Concurso, CorreioWeb, Brasília, DF

Por causa de uma vírgula (continuação)

%u201CHá quem fale do prazer da escrita. Confesso que não tenho nenhum. Para mim, escrever é trabalho.%u201D José Saramago

15/05/2018 15:46

Dad Squarisi

O vocativo é o marginal da oração. Não faz parte dos termos essenciais, integrantes ou acessórios. Por isso vem sempre – sempre mesmo – separado por vírgula.

A palavra vocativo vem do latim vocare. Significa chamar. Pertence à mesma família de vocação (chamamento do coração). Seguir a vocação é atender a voz interior. Ouvir o apelo da alma. “É feliz quem faz aquilo de que gosta”, dizem os psicólogos.


Olá!

Sempre que você se dirigir a alguém, não duvide. Estará usando o vocativo. “Paulo, tome banho”, manda a mãe. Paulo é o vocativo. “Alô, Sílvio, tudo bem?”, diz Maria ao telefone. Sílvio é o vocativo. “Senhor Diretor”, começa o ofício com o vocativo.

Truque

Há um truque para identificar esse termo arredio. Antepor-lhe o ó: (ó) Maria, vamos conversar? Vem cá, (ó) meu filho. Presidente, posso lhe fazer uma sugestão? Acreditem, (ó) leitores, ser claro é a maior qualidade do estilo.

Literatura

A literatura usa e abusa do chamamento. “Deus, ó Deus, onde estás que não me escutas?”, pergunta Castro Alves em Vozes d’África. “Tu choraste em presença da morte? Em presença de estranhos choraste? Não descende o covarde do forte. Tu, covarde, meu filho não és”, escreve Gonçalves Dias em I-Juca Pirama. “Entra, minha filha, senão vais virar prostituta”, ameaça a experiente senhora. “Deus te ouça, minha mãe, Deus te ouça”, responde a moça assanhada do poema de Ascenso Ferreira.

Correspondência

Nas cartinhas, nos e-mails, nos bilhetes, o vocativo está presente: Olá, Paulo, Oi, Maria, Caro Luís, Meu amor. Na redação oficial também. O ato de correspondência se abre com ele: Senhor Presidente da República, Senhor Chefe, Senhor Diretor.

Redação oficial

Houve tempo em que a correspondência do governo dava margem à criatividade. O redator podia separar o vocativo por dois pontos (Senhor Diretor:), vírgula (Senhor Diretor,) ou simplesmente não usar nada (Senhor Diretor). Hoje as coisas mudaram. O Manual de redação da Presidência da República recomenda o emprego da vírgula.

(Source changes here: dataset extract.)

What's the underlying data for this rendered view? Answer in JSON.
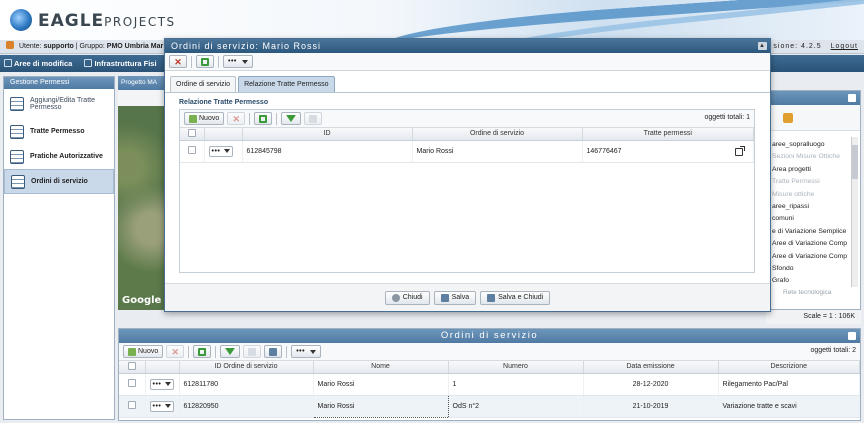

E a letra maiúscula depois da vírgula? Sempre que iniciar parágrafo, usa-se a grandona — mesmo depois da vírgula do vocativo. Assim se convencionou. Manda quem pode. Obedece quem tem juízo.

Leitor pergunta

Etc. tem ponto no final? Como fica o ponto no fim da frase? E a vírgula antes do trio?
Cristina Saraiva, Recife

O etc., Cristina, exige ponto no final. Se coincidir com o do fim da frase, fique com um só. A vírgula é facultativa. Você escolhe. Seja qual for a preferência, o resultado é um só — acertar ou acertar: Comprei laranja, maçã, pêssego, abacaxi (,) etc.

Quer mandar o etc. pras cucuias? É fácil como andar pra frente. Basta não usar o e entre o penúltimo e o último termo da enumeração. A ausência da conjunção significa etc. Veja: Na feira, comprei laranja, uva, maçã, abacaxi. Gosto de cinema, teatro música.

Usa-se travessão com vírgula?
Marcelo Brito, Brasília

A duplinha só tem vez num caso. Se o segundo travessão (só o segundo) coincidir com a vírgula. Compare:

Brasília, a capital do Brasil, tem 3 milhões de habitantes.
Brasília — a capital do Brasil — tem 3 milhões de habitantes.

Depois da saída do presidente sob vaias, os manifestantes se dispersaram.
Depois da saída do presidente — sob vaias —, os manifestantes se dispersaram.